The Reserve Bank (RBI) of India on Wednesday indicated a slew of measures that would help develop the liquidity of state development loans (SDLs), reduce the impact of SDL auctions on general market borrowing costs and bring the pricing on SDLs of different states in tandem with their risk metrics.
The central bank said that SDL auctions would be conducted on a weekly basis and the auction results would be announced latest by 3 pm on the same day. This comes as a relief for corporate debt issuers as huge supply of SDLs on a fortnightly basis often impacted yields.
Furthermore, consolidation of state government debt will also be undertaken to improve liquidity in SDLs through reissuances and buybacks, so as to even out redemption pressures and elongate residual maturity.
As Ajay Manglunia, EVP at Edelweiss Securities, points out, slotting SDL auctions every week will space out huge quantum borrowings at a fortnightly basis, that used to distort the market pricing.
“Reassurances and consolidation will also improve the depth and liquidity in that segment. With this, there will be lesser impact on the market borrowing costs for other corporates,” Manglunia points out.
The RBI also stated it will disclose high-frequency data relating to finances of state governments — available with it — on its website.

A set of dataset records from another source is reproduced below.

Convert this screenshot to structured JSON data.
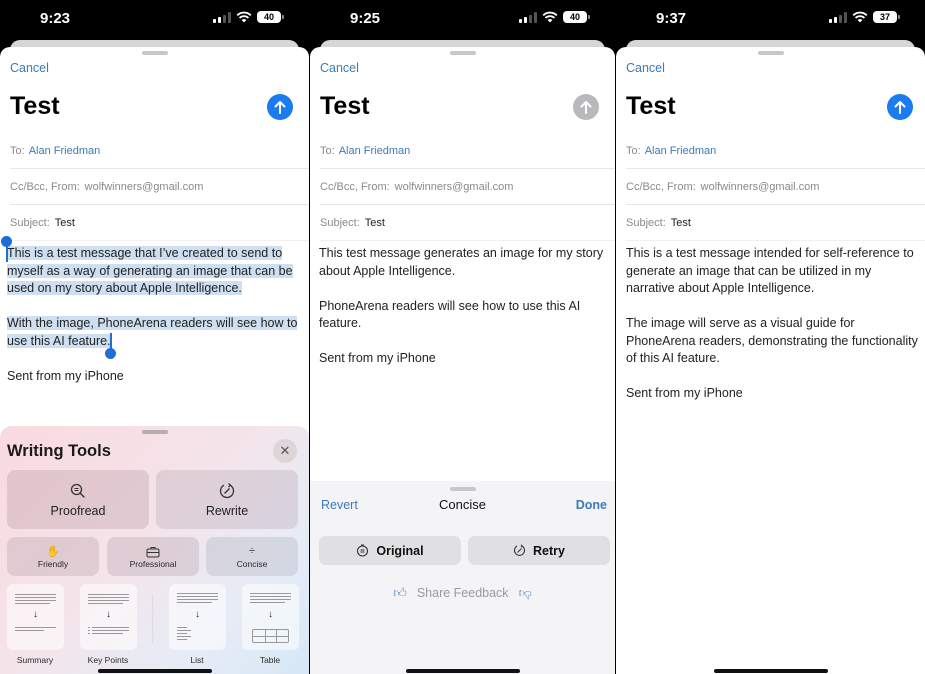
{
  "colors": {
    "accent_blue": "#3d7ab8",
    "send_blue": "#1a7cf0",
    "send_disabled": "#b9b9bc",
    "selection": "#cddff0"
  },
  "icons": {
    "send": "arrow-up-icon",
    "close": "close-icon",
    "proofread": "magnifier-icon",
    "rewrite": "rewrite-icon",
    "friendly": "hand-wave-icon",
    "professional": "briefcase-icon",
    "concise": "divide-icon",
    "thumbs_up": "thumbs-up-icon",
    "thumbs_down": "thumbs-down-icon"
  },
  "phones": [
    {
      "status": {
        "time": "9:23",
        "battery": "40"
      },
      "compose": {
        "cancel": "Cancel",
        "title": "Test",
        "to_label": "To:",
        "to_value": "Alan Friedman",
        "cc_label": "Cc/Bcc, From:",
        "cc_value": "wolfwinners@gmail.com",
        "subject_label": "Subject:",
        "subject_value": "Test",
        "body": [
          "This is a test message that I’ve created to send to myself as a way of generating an image that can be used on my story about Apple Intelligence.",
          "With the image, PhoneArena readers will see how to use this AI feature.",
          "Sent from my iPhone"
        ]
      },
      "writing_tools": {
        "title": "Writing Tools",
        "close": "✕",
        "proofread": "Proofread",
        "rewrite": "Rewrite",
        "friendly": "Friendly",
        "professional": "Professional",
        "concise": "Concise",
        "summary": "Summary",
        "key_points": "Key Points",
        "list": "List",
        "table": "Table"
      }
    },
    {
      "status": {
        "time": "9:25",
        "battery": "40"
      },
      "compose": {
        "cancel": "Cancel",
        "title": "Test",
        "to_label": "To:",
        "to_value": "Alan Friedman",
        "cc_label": "Cc/Bcc, From:",
        "cc_value": "wolfwinners@gmail.com",
        "subject_label": "Subject:",
        "subject_value": "Test",
        "body": [
          "This test message generates an image for my story about Apple Intelligence.",
          "PhoneArena readers will see how to use this AI feature.",
          "Sent from my iPhone"
        ]
      },
      "rewrite_sheet": {
        "revert": "Revert",
        "title": "Concise",
        "done": "Done",
        "original": "Original",
        "retry": "Retry",
        "feedback": "Share Feedback"
      }
    },
    {
      "status": {
        "time": "9:37",
        "battery": "37"
      },
      "compose": {
        "cancel": "Cancel",
        "title": "Test",
        "to_label": "To:",
        "to_value": "Alan Friedman",
        "cc_label": "Cc/Bcc, From:",
        "cc_value": "wolfwinners@gmail.com",
        "subject_label": "Subject:",
        "subject_value": "Test",
        "body": [
          "This is a test message intended for self-reference to generate an image that can be utilized in my narrative about Apple Intelligence.",
          "The image will serve as a visual guide for PhoneArena readers, demonstrating the functionality of this AI feature.",
          "Sent from my iPhone"
        ]
      }
    }
  ]
}
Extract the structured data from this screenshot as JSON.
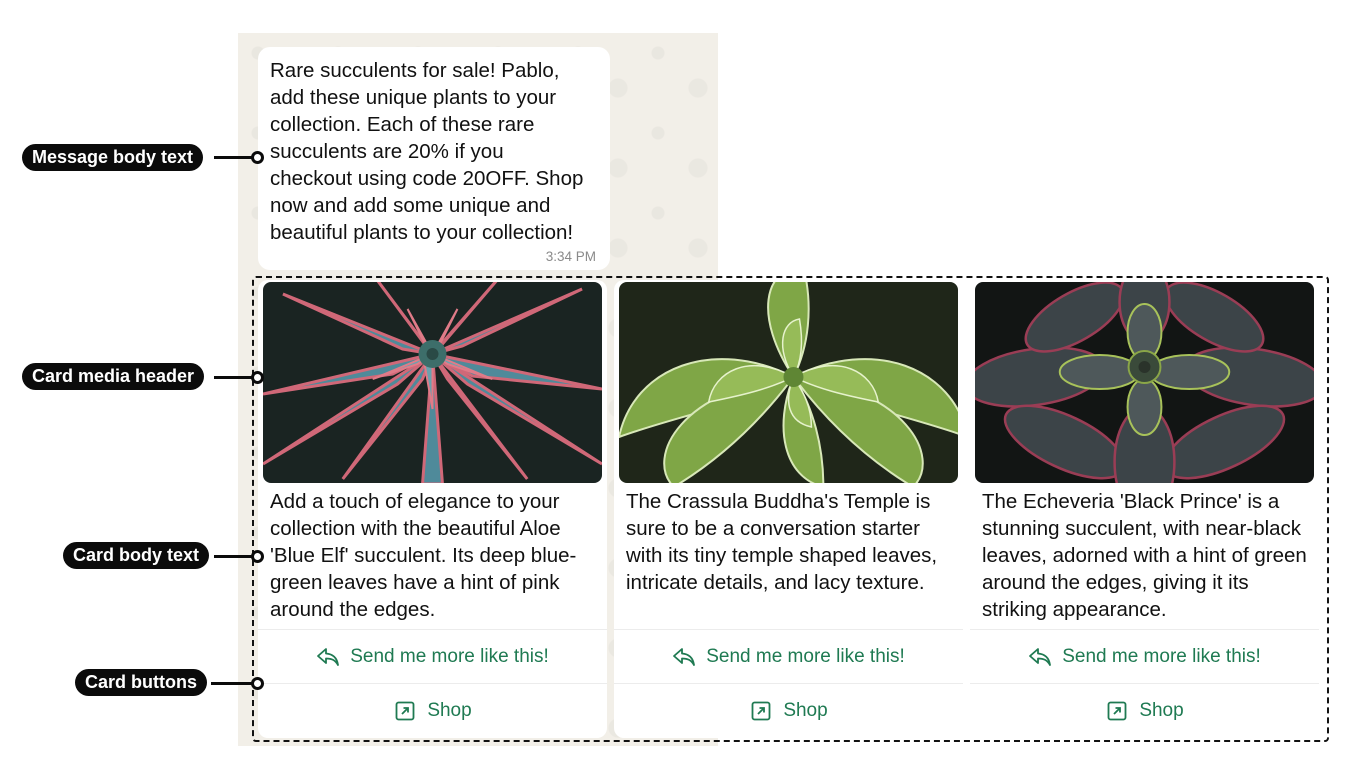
{
  "message": {
    "body": "Rare succulents for sale! Pablo,\nadd these unique plants to your\ncollection. Each of these rare\nsucculents are 20% if you\ncheckout using code 20OFF. Shop\nnow and add some unique and\nbeautiful plants to your collection!",
    "time": "3:34 PM"
  },
  "cards": [
    {
      "image_icon": "aloe-blue-elf-photo",
      "body": "Add a touch of elegance to your collection with the beautiful Aloe 'Blue Elf' succulent. Its deep blue-green leaves have a hint of pink around the edges.",
      "reply_label": "Send me more like this!",
      "shop_label": "Shop"
    },
    {
      "image_icon": "crassula-buddhas-temple-photo",
      "body": "The Crassula Buddha's Temple is sure to be a conversation starter with its tiny temple shaped leaves, intricate details, and lacy texture.",
      "reply_label": "Send me more like this!",
      "shop_label": "Shop"
    },
    {
      "image_icon": "echeveria-black-prince-photo",
      "body": "The Echeveria 'Black Prince' is a stunning succulent, with near-black leaves, adorned with a hint of green around the edges, giving it its striking appearance.",
      "reply_label": "Send me more like this!",
      "shop_label": "Shop"
    }
  ],
  "callouts": {
    "message_body": "Message body text",
    "media_header": "Card media header",
    "card_body": "Card body text",
    "card_buttons": "Card buttons"
  },
  "colors": {
    "button_text": "#1f7a52",
    "wallpaper": "#f2efe8",
    "callout_bg": "#0b0b0b"
  },
  "icons": {
    "reply": "reply-arrow-icon",
    "shop": "external-link-icon"
  }
}
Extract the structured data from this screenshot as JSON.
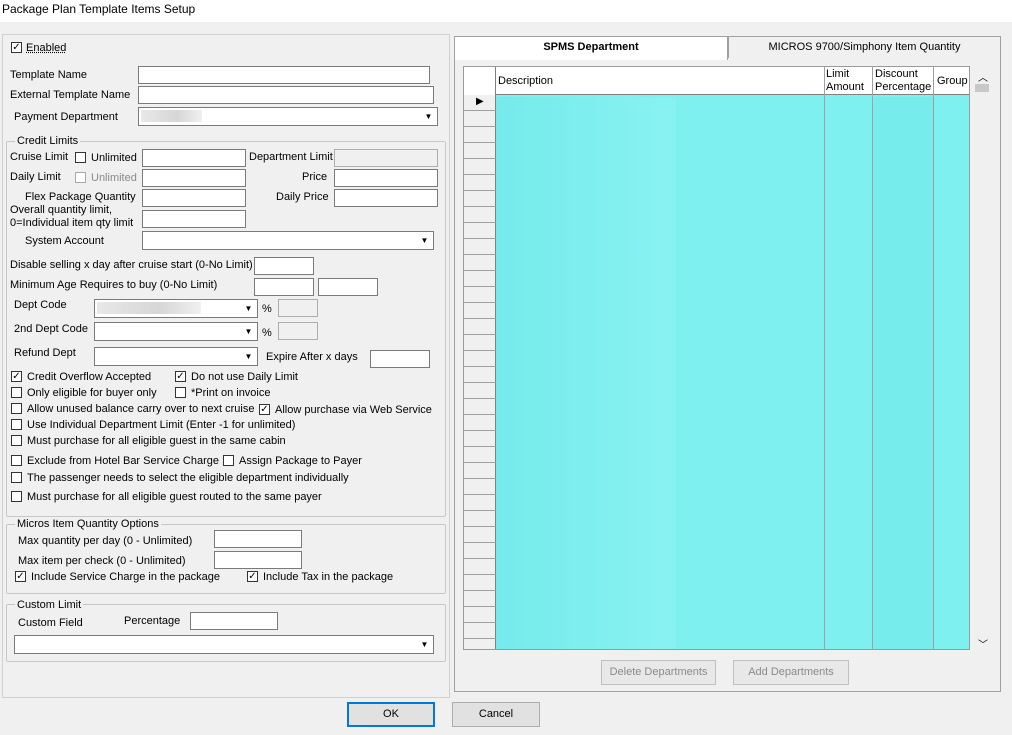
{
  "window": {
    "title": "Package Plan Template Items Setup"
  },
  "left": {
    "enabled_label": "Enabled",
    "template_name_label": "Template Name",
    "external_template_name_label": "External Template Name",
    "payment_department_label": "Payment Department",
    "credit_limits": {
      "title": "Credit Limits",
      "cruise_limit_label": "Cruise Limit",
      "unlimited_label": "Unlimited",
      "department_limit_label": "Department Limit",
      "daily_limit_label": "Daily Limit",
      "unlimited2_label": "Unlimited",
      "price_label": "Price",
      "flex_package_quantity_label": "Flex Package Quantity",
      "daily_price_label": "Daily Price",
      "overall_qty_line1": "Overall quantity limit,",
      "overall_qty_line2": "0=Individual item qty limit",
      "system_account_label": "System Account",
      "disable_selling_label": "Disable selling x day after cruise start (0-No Limit)",
      "min_age_label": "Minimum Age Requires to buy (0-No Limit)",
      "dept_code_label": "Dept Code",
      "percent1": "%",
      "second_dept_code_label": "2nd Dept Code",
      "percent2": "%",
      "refund_dept_label": "Refund Dept",
      "expire_after_label": "Expire After x days",
      "checks": {
        "credit_overflow": "Credit Overflow Accepted",
        "no_daily_limit": "Do not use Daily Limit",
        "only_eligible_buyer": "Only eligible for buyer only",
        "print_on_invoice": "*Print on invoice",
        "allow_unused_balance": "Allow unused balance carry over to next cruise",
        "allow_purchase_web": "Allow purchase via Web Service",
        "use_individual_dept_limit": "Use Individual Department Limit (Enter -1 for unlimited)",
        "must_purchase_same_cabin": "Must purchase for all eligible guest in the same cabin",
        "exclude_hotel_bar": "Exclude from Hotel Bar Service Charge",
        "assign_package_payer": "Assign Package to Payer",
        "passenger_select_dept": "The passenger needs to select the eligible department individually",
        "must_purchase_same_payer": "Must purchase for all eligible guest routed to the same payer"
      }
    },
    "micros": {
      "title": "Micros Item Quantity Options",
      "max_qty_day_label": "Max quantity per day (0 - Unlimited)",
      "max_item_check_label": "Max item per check (0 - Unlimited)",
      "include_service_charge": "Include Service Charge in the package",
      "include_tax": "Include Tax in the package"
    },
    "custom_limit": {
      "title": "Custom Limit",
      "custom_field_label": "Custom Field",
      "percentage_label": "Percentage"
    }
  },
  "right": {
    "tabs": [
      {
        "label": "SPMS Department"
      },
      {
        "label": "MICROS 9700/Simphony Item Quantity"
      }
    ],
    "grid": {
      "columns": {
        "description": "Description",
        "limit_amount_line1": "Limit",
        "limit_amount_line2": "Amount",
        "discount_line1": "Discount",
        "discount_line2": "Percentage",
        "group": "Group"
      }
    },
    "delete_departments": "Delete Departments",
    "add_departments": "Add Departments"
  },
  "footer": {
    "ok": "OK",
    "cancel": "Cancel"
  },
  "colors": {
    "grid_fill": "#7ff0f0",
    "accent": "#0078d7"
  }
}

Foreign portfolio investors have kept away from SDLs due to a lack of transparency in the states’ finances, apart from liquidity concerns on these papers. According to depository data, FPIs have utilised only 14.67% of the permitted quota of Rs 28,500 crore in SDLs.
Interestingly, states with poor finances have been borrowing at rates that are very similar to the SDL yields of states showing fiscal prudence.
Despite the central bank’s statement that it will disclose available data on state finances, market players believe the spreads between different papers is unlikely to change considerably.
“This is because the pricing usually comforts investors with the fact that the central bank services the borrowing by actively handling the balances in its account. As a result, till the servicing mechanism changes, we may not see a great spread between yields of different SDLs,” Manglunia asserts.